It's the Year of the Horse! I hope you and your family enjoy a year of good health, wealth, and happiness. Last night, I put together a few collages from my recent trip to Southeast Asia and from the VWK archives.
The collage above captures part of my visit to Singapore, where as soon as December 25 passed, they set up for Chinese New Year. Lots of adorable little horses were on sale.
This next collage is from the week and a half that we spent in Vietnam. On the left are the following: the Saigon skyline at night and a few of the great people. People are overall, very happy. Maybe it's a Tet thing but I think not. Things are relatively up in and around Saigon.

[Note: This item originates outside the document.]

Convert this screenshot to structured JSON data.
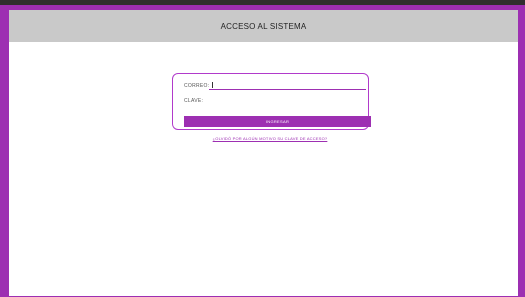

In Cholon (Saigon's Chinatown), I saw Tet "trees" made of heads of garlic, hence the "Chuc Mung Nam Moi" banner. The Tet garlic trees are crowned with a golden ingot. The entire thing was about 18 inches (half a meter) tall.
On the right are images of me and a couple of friends we traveled with. That's me at a giant wok-like bowl in the kitchen of the Reunification Palace. My friend Celia Sack, owner of Omnivore Books (an amazing cookbook bookstore in San Francisco) took the photo; she's in the next photo holding a banh xeo sizzling rice crepe.
Then it's me again at Notre Dame cathredral lighting two candles for my parents who got married at the church. Finally, photographer David Hagerman posed with the Vietnam Airlines paper figure. Dave and I worked on an assignment in Vietnam and Celia and her partner met us in Saigon.
Today, I'm contemplating lots to eat. I've got the banh chung sticky rice cake and pot of pork riblets simmered in caramel sauce. They're ready to go. I found a bit of Viet charcuterie in the freezer from the banh mi photo shoot. Those items are part of a traditional Viet Tet meal.
But I'm also contemplating boiling a stash of dumplings in the freezer (I didn't throw those away!) or frying up spring rolls; the former evokes old Chinese ingots and the latter resemble gold bars. And the big hug dumplings filled with kimchi — for the Korean side of Lunar New Year. So much to eat, so little time and limited calories.
Wishing you a delicious food-filled year!